A noter que les prélèvements sociaux sont depuis le 1er juillet 2012 de 15,5 % car le prélèvement social est passé à 5.40%.

Dans le nouveau régime proposé dans le projet de loi de finance 2013, il s’agit d’imposer les dividendes en supprimant les P.F.L et donc à les imposer selon le barème progressif de l’Impôt sur le revenu.

Pour ne pas lèser l’état dans la gestion de ses finances, le P.L.F ci-dessus développé est transformé en un acompte obligatoire pour les contribuables percevant un montant significatif de produits patrimoniaux. En effet, l’état avait sans doute l’habitude de recevoir de nombreux chèques dû à l’option systématique du P.L.F. par les contribuables. Le P.L.F. étant supprimé puisque les dividendes réintègrent le barème classique de l’impôt sur le revenu, il a fallu mettre en place un acompte obligatoire afin de maintenir le niveau d’encaissement apporté par les fruits du P.L.F. (environ 4 milliards d’euros)

Ce prélèvement obligatoire qui lui est de 21% sera en effet imputé sur l’impôt sur le revenu liquidé en 2013 sur les revenus 2012 et, en cas d’excédent, ce dernier sera restituable. Le prélèvement forfaitaire libératoire devient donc obligatoire.

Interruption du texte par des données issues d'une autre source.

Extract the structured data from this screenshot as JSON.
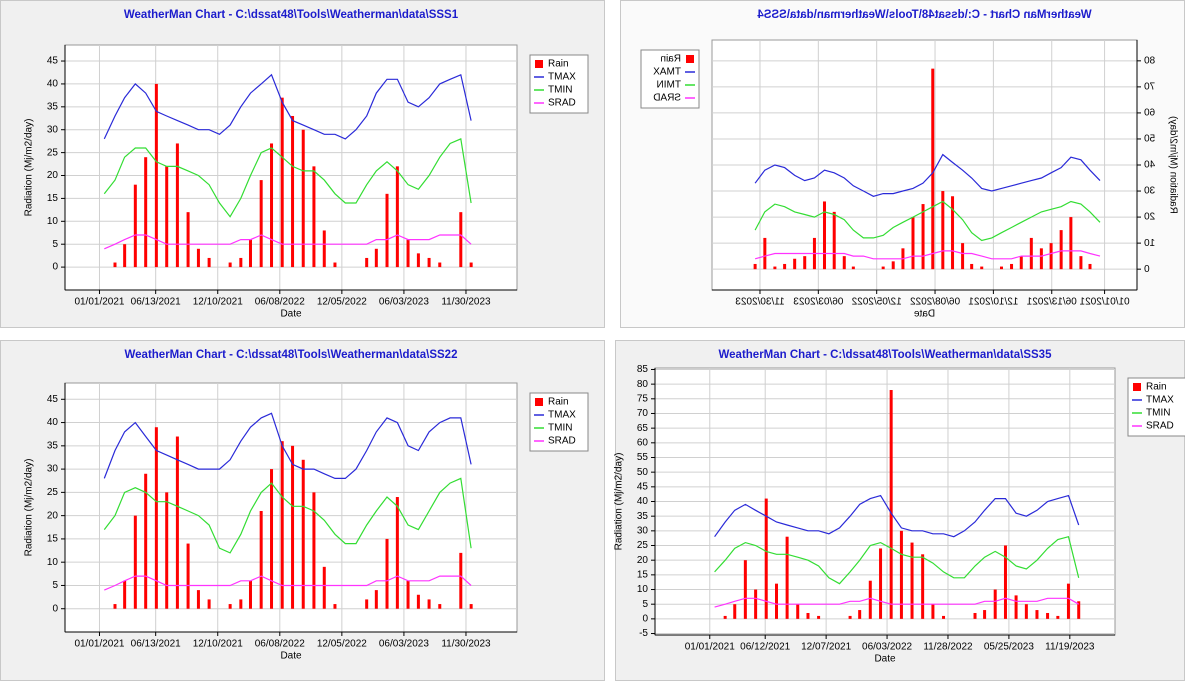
{
  "chart_data": [
    {
      "type": "line",
      "title": "WeatherMan  Chart  -  C:\\dssat48\\Tools\\Weatherman\\data\\SSS1",
      "x_label": "Date",
      "y_label": "Radiation (Mj/m2/day)",
      "xlim": [
        "09/23/2020",
        "04/26/2024"
      ],
      "xticks": [
        "01/01/2021",
        "06/13/2021",
        "12/10/2021",
        "06/08/2022",
        "12/05/2022",
        "06/03/2023",
        "11/30/2023"
      ],
      "ylim": [
        -5,
        48.5
      ],
      "yticks": [
        0,
        5,
        10,
        15,
        20,
        25,
        30,
        35,
        40,
        45
      ],
      "grid": true,
      "legend": "right",
      "x": [
        "01/15/2021",
        "02/15/2021",
        "03/15/2021",
        "04/15/2021",
        "05/15/2021",
        "06/15/2021",
        "07/15/2021",
        "08/15/2021",
        "09/15/2021",
        "10/15/2021",
        "11/15/2021",
        "12/15/2021",
        "01/15/2022",
        "02/15/2022",
        "03/15/2022",
        "04/15/2022",
        "05/15/2022",
        "06/15/2022",
        "07/15/2022",
        "08/15/2022",
        "09/15/2022",
        "10/15/2022",
        "11/15/2022",
        "12/15/2022",
        "01/15/2023",
        "02/15/2023",
        "03/15/2023",
        "04/15/2023",
        "05/15/2023",
        "06/15/2023",
        "07/15/2023",
        "08/15/2023",
        "09/15/2023",
        "10/15/2023",
        "11/15/2023",
        "12/15/2023"
      ],
      "series": [
        {
          "name": "Rain",
          "color": "#ff0000",
          "type": "bar",
          "values": [
            0,
            1,
            5,
            18,
            24,
            40,
            22,
            27,
            12,
            4,
            2,
            0,
            1,
            2,
            6,
            19,
            27,
            37,
            33,
            30,
            22,
            8,
            1,
            0,
            0,
            2,
            4,
            16,
            22,
            6,
            3,
            2,
            1,
            0,
            12,
            1
          ]
        },
        {
          "name": "TMAX",
          "color": "#2a2ad8",
          "type": "line",
          "values": [
            28,
            33,
            37,
            40,
            38,
            34,
            33,
            32,
            31,
            30,
            30,
            29,
            31,
            35,
            38,
            40,
            42,
            36,
            32,
            31,
            30,
            29,
            29,
            28,
            30,
            33,
            38,
            41,
            41,
            36,
            35,
            37,
            40,
            41,
            42,
            32
          ]
        },
        {
          "name": "TMIN",
          "color": "#33dd33",
          "type": "line",
          "values": [
            16,
            19,
            24,
            26,
            26,
            23,
            22,
            22,
            21,
            20,
            18,
            14,
            11,
            15,
            20,
            25,
            26,
            24,
            22,
            21,
            21,
            19,
            16,
            14,
            14,
            18,
            21,
            23,
            21,
            18,
            17,
            20,
            24,
            27,
            28,
            14
          ]
        },
        {
          "name": "SRAD",
          "color": "#ff33ff",
          "type": "line",
          "values": [
            4,
            5,
            6,
            7,
            7,
            6,
            5,
            5,
            5,
            5,
            5,
            5,
            5,
            6,
            6,
            7,
            6,
            5,
            5,
            5,
            5,
            5,
            5,
            5,
            5,
            5,
            6,
            6,
            7,
            6,
            6,
            6,
            7,
            7,
            7,
            5
          ]
        }
      ]
    },
    {
      "type": "line",
      "title": "WeatherMan  Chart  -  C:\\dssat48\\Tools\\Weatherman\\data\\SS22",
      "x_label": "Date",
      "y_label": "Radiation (Mj/m2/day)",
      "xlim": [
        "09/23/2020",
        "04/26/2024"
      ],
      "xticks": [
        "01/01/2021",
        "06/13/2021",
        "12/10/2021",
        "06/08/2022",
        "12/05/2022",
        "06/03/2023",
        "11/30/2023"
      ],
      "ylim": [
        -5,
        48.5
      ],
      "yticks": [
        0,
        5,
        10,
        15,
        20,
        25,
        30,
        35,
        40,
        45
      ],
      "grid": true,
      "legend": "right",
      "x": [
        "01/15/2021",
        "02/15/2021",
        "03/15/2021",
        "04/15/2021",
        "05/15/2021",
        "06/15/2021",
        "07/15/2021",
        "08/15/2021",
        "09/15/2021",
        "10/15/2021",
        "11/15/2021",
        "12/15/2021",
        "01/15/2022",
        "02/15/2022",
        "03/15/2022",
        "04/15/2022",
        "05/15/2022",
        "06/15/2022",
        "07/15/2022",
        "08/15/2022",
        "09/15/2022",
        "10/15/2022",
        "11/15/2022",
        "12/15/2022",
        "01/15/2023",
        "02/15/2023",
        "03/15/2023",
        "04/15/2023",
        "05/15/2023",
        "06/15/2023",
        "07/15/2023",
        "08/15/2023",
        "09/15/2023",
        "10/15/2023",
        "11/15/2023",
        "12/15/2023"
      ],
      "series": [
        {
          "name": "Rain",
          "color": "#ff0000",
          "type": "bar",
          "values": [
            0,
            1,
            6,
            20,
            29,
            39,
            25,
            37,
            14,
            4,
            2,
            0,
            1,
            2,
            6,
            21,
            30,
            36,
            35,
            32,
            25,
            9,
            1,
            0,
            0,
            2,
            4,
            15,
            24,
            6,
            3,
            2,
            1,
            0,
            12,
            1
          ]
        },
        {
          "name": "TMAX",
          "color": "#2a2ad8",
          "type": "line",
          "values": [
            28,
            34,
            38,
            40,
            37,
            34,
            33,
            32,
            31,
            30,
            30,
            30,
            32,
            36,
            39,
            41,
            42,
            35,
            31,
            30,
            30,
            29,
            28,
            28,
            30,
            34,
            38,
            41,
            40,
            35,
            34,
            38,
            40,
            41,
            41,
            31
          ]
        },
        {
          "name": "TMIN",
          "color": "#33dd33",
          "type": "line",
          "values": [
            17,
            20,
            25,
            26,
            25,
            23,
            23,
            22,
            21,
            20,
            18,
            13,
            12,
            16,
            21,
            25,
            27,
            24,
            22,
            22,
            21,
            19,
            16,
            14,
            14,
            18,
            21,
            24,
            22,
            18,
            17,
            21,
            25,
            27,
            28,
            13
          ]
        },
        {
          "name": "SRAD",
          "color": "#ff33ff",
          "type": "line",
          "values": [
            4,
            5,
            6,
            7,
            7,
            6,
            5,
            5,
            5,
            5,
            5,
            5,
            5,
            6,
            6,
            7,
            6,
            5,
            5,
            5,
            5,
            5,
            5,
            5,
            5,
            5,
            6,
            6,
            7,
            6,
            6,
            6,
            7,
            7,
            7,
            5
          ]
        }
      ]
    },
    {
      "type": "line",
      "title": "WeatherMan  Chart  -  C:\\dssat48\\Tools\\Weatherman\\data\\SSS4",
      "x_label": "Date",
      "y_label": "Radiation (Mj/m2/day)",
      "xlim": [
        "09/23/2020",
        "04/26/2024"
      ],
      "xticks": [
        "01/01/2021",
        "06/13/2021",
        "12/10/2021",
        "06/08/2022",
        "12/05/2022",
        "06/03/2023",
        "11/30/2023"
      ],
      "ylim": [
        -8,
        88
      ],
      "yticks": [
        0,
        10,
        20,
        30,
        40,
        50,
        60,
        70,
        80
      ],
      "grid": true,
      "legend": "right",
      "mirrored": true,
      "x": [
        "01/15/2021",
        "02/15/2021",
        "03/15/2021",
        "04/15/2021",
        "05/15/2021",
        "06/15/2021",
        "07/15/2021",
        "08/15/2021",
        "09/15/2021",
        "10/15/2021",
        "11/15/2021",
        "12/15/2021",
        "01/15/2022",
        "02/15/2022",
        "03/15/2022",
        "04/15/2022",
        "05/15/2022",
        "06/15/2022",
        "07/15/2022",
        "08/15/2022",
        "09/15/2022",
        "10/15/2022",
        "11/15/2022",
        "12/15/2022",
        "01/15/2023",
        "02/15/2023",
        "03/15/2023",
        "04/15/2023",
        "05/15/2023",
        "06/15/2023",
        "07/15/2023",
        "08/15/2023",
        "09/15/2023",
        "10/15/2023",
        "11/15/2023",
        "12/15/2023"
      ],
      "series": [
        {
          "name": "Rain",
          "color": "#ff0000",
          "type": "bar",
          "values": [
            0,
            2,
            5,
            20,
            15,
            10,
            8,
            12,
            5,
            2,
            1,
            0,
            1,
            2,
            10,
            28,
            30,
            77,
            25,
            20,
            8,
            3,
            1,
            0,
            0,
            1,
            5,
            22,
            26,
            12,
            5,
            4,
            2,
            1,
            12,
            2
          ]
        },
        {
          "name": "TMAX",
          "color": "#2a2ad8",
          "type": "line",
          "values": [
            34,
            38,
            42,
            43,
            39,
            37,
            35,
            34,
            33,
            32,
            31,
            30,
            31,
            35,
            38,
            41,
            44,
            37,
            33,
            31,
            30,
            29,
            29,
            28,
            30,
            32,
            35,
            37,
            38,
            35,
            34,
            36,
            39,
            40,
            38,
            33
          ]
        },
        {
          "name": "TMIN",
          "color": "#33dd33",
          "type": "line",
          "values": [
            18,
            22,
            25,
            26,
            24,
            23,
            22,
            20,
            18,
            16,
            14,
            12,
            11,
            14,
            19,
            23,
            26,
            24,
            22,
            20,
            18,
            16,
            13,
            12,
            12,
            15,
            19,
            21,
            22,
            20,
            21,
            22,
            24,
            25,
            22,
            15
          ]
        },
        {
          "name": "SRAD",
          "color": "#ff33ff",
          "type": "line",
          "values": [
            5,
            6,
            7,
            7,
            7,
            6,
            5,
            5,
            5,
            4,
            4,
            4,
            5,
            6,
            6,
            7,
            7,
            6,
            5,
            5,
            4,
            4,
            4,
            4,
            5,
            5,
            6,
            6,
            6,
            6,
            6,
            6,
            6,
            6,
            5,
            4
          ]
        }
      ]
    },
    {
      "type": "line",
      "title": "WeatherMan  Chart  -  C:\\dssat48\\Tools\\Weatherman\\data\\SS35",
      "x_label": "Date",
      "y_label": "Radiation (Mj/m2/day)",
      "xlim": [
        "07/25/2020",
        "03/30/2024"
      ],
      "xticks": [
        "01/01/2021",
        "06/12/2021",
        "12/07/2021",
        "06/03/2022",
        "11/28/2022",
        "05/25/2023",
        "11/19/2023"
      ],
      "ylim": [
        -5.5,
        85.5
      ],
      "yticks": [
        -5,
        0,
        5,
        10,
        15,
        20,
        25,
        30,
        35,
        40,
        45,
        50,
        55,
        60,
        65,
        70,
        75,
        80,
        85
      ],
      "grid": true,
      "legend": "right",
      "x": [
        "01/15/2021",
        "02/15/2021",
        "03/15/2021",
        "04/15/2021",
        "05/15/2021",
        "06/15/2021",
        "07/15/2021",
        "08/15/2021",
        "09/15/2021",
        "10/15/2021",
        "11/15/2021",
        "12/15/2021",
        "01/15/2022",
        "02/15/2022",
        "03/15/2022",
        "04/15/2022",
        "05/15/2022",
        "06/15/2022",
        "07/15/2022",
        "08/15/2022",
        "09/15/2022",
        "10/15/2022",
        "11/15/2022",
        "12/15/2022",
        "01/15/2023",
        "02/15/2023",
        "03/15/2023",
        "04/15/2023",
        "05/15/2023",
        "06/15/2023",
        "07/15/2023",
        "08/15/2023",
        "09/15/2023",
        "10/15/2023",
        "11/15/2023",
        "12/15/2023"
      ],
      "series": [
        {
          "name": "Rain",
          "color": "#ff0000",
          "type": "bar",
          "values": [
            0,
            1,
            5,
            20,
            10,
            41,
            12,
            28,
            5,
            2,
            1,
            0,
            0,
            1,
            3,
            13,
            24,
            78,
            30,
            26,
            22,
            5,
            1,
            0,
            0,
            2,
            3,
            10,
            25,
            8,
            5,
            3,
            2,
            1,
            12,
            6
          ]
        },
        {
          "name": "TMAX",
          "color": "#2a2ad8",
          "type": "line",
          "values": [
            28,
            33,
            37,
            39,
            37,
            35,
            33,
            32,
            31,
            30,
            30,
            29,
            31,
            35,
            39,
            41,
            42,
            36,
            31,
            30,
            30,
            29,
            29,
            28,
            30,
            33,
            37,
            41,
            41,
            36,
            35,
            37,
            40,
            41,
            42,
            32
          ]
        },
        {
          "name": "TMIN",
          "color": "#33dd33",
          "type": "line",
          "values": [
            16,
            20,
            24,
            26,
            25,
            23,
            22,
            22,
            21,
            20,
            18,
            14,
            12,
            16,
            20,
            25,
            26,
            24,
            22,
            21,
            21,
            19,
            16,
            14,
            14,
            18,
            21,
            23,
            21,
            18,
            17,
            20,
            24,
            27,
            28,
            14
          ]
        },
        {
          "name": "SRAD",
          "color": "#ff33ff",
          "type": "line",
          "values": [
            4,
            5,
            6,
            7,
            7,
            6,
            5,
            5,
            5,
            5,
            5,
            5,
            5,
            6,
            6,
            7,
            6,
            5,
            5,
            5,
            5,
            5,
            5,
            5,
            5,
            5,
            6,
            6,
            7,
            6,
            6,
            6,
            7,
            7,
            7,
            5
          ]
        }
      ]
    }
  ]
}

Par contre, pour les dividendes encaissés en 2012 et pour lesquels nous vous avons fait remplir une déclaration de prélèvement forfaitaire libératoire qui a été déposée auprès du Trésor dans les quinze premiers jours du mois qui suit celui du paiement, il est prévu que le contribuable qui a payé bénéficierait d’un crédit d’impôt égal au montant du P.L.F. à imputer sur l’impôt sur le revenu dû au titre de cette même année 2012.

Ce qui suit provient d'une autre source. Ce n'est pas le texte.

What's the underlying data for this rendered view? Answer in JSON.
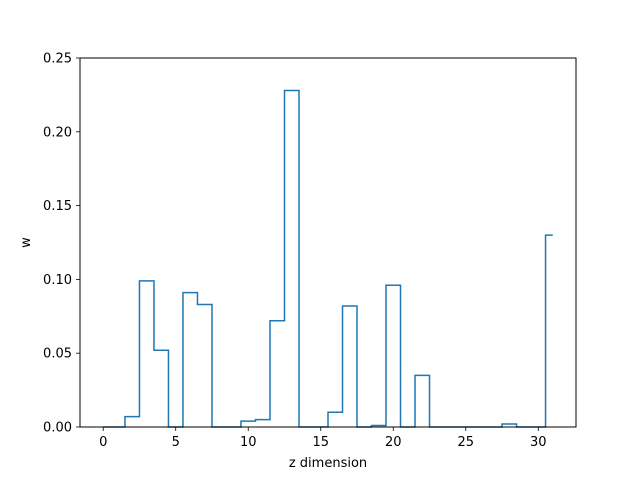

L’assiette de ce prélèvement obligatoire a été élargie en même temps car il vise également : "...Il s’agit des bénéfices ou produits non mis en réserve ou incorporés au capital, des sommes ou valeurs mises à la disposition des associés, actionnaires ou porteurs de parts et non prélevées sur les bénéfices, des avances, prêts ou acomptes accordés aux associés, des rémunérations et avantages occultes, des rémunérations excessives et des dépenses somptuaires, ainsi que des jetons de présence et autres rémunérations allouées aux membres du conseil d’administration ou du conseil de surveillance des sociétés anonymes.." on retrouve l’arsenal classique des impôts en cas de disposition de revenus non préalablement taxés et découvert par l’inspecteur.

De même, il semble que pour ses mêmes dividendes, il soit proposé de donner aux contribuables membres d’un foyer fiscal dont le revenu fiscal de référence (R.F.R) de l’avant-dernière année est inférieur à 50 000 euros la faculté de demander à ne pas verser d’acompte. Pour bénéficier de ce régime, et être dispensées du prélèvement, il faudra auprès de l’établissement qui paye le dividende et ce avant le 31 octobre de l’année précédant le paiement, c’est-à-dire en clair avant le 31 octobre 2012 pour les dividendes payés en 2013, présenter le dernier avis d’imposition, donc 2012 assis sur les revenus 2011.

Le délai d’option pour les revenus 2013 serait décalé au 31 mars 2013 (la date « normale » du 31 octobre 2012 étant déjà dépassée alors que le présent texte n’est pas entré en vigueur). La dispense de prélèvement s’appliquerait à compter de la date d’exercice de l’option.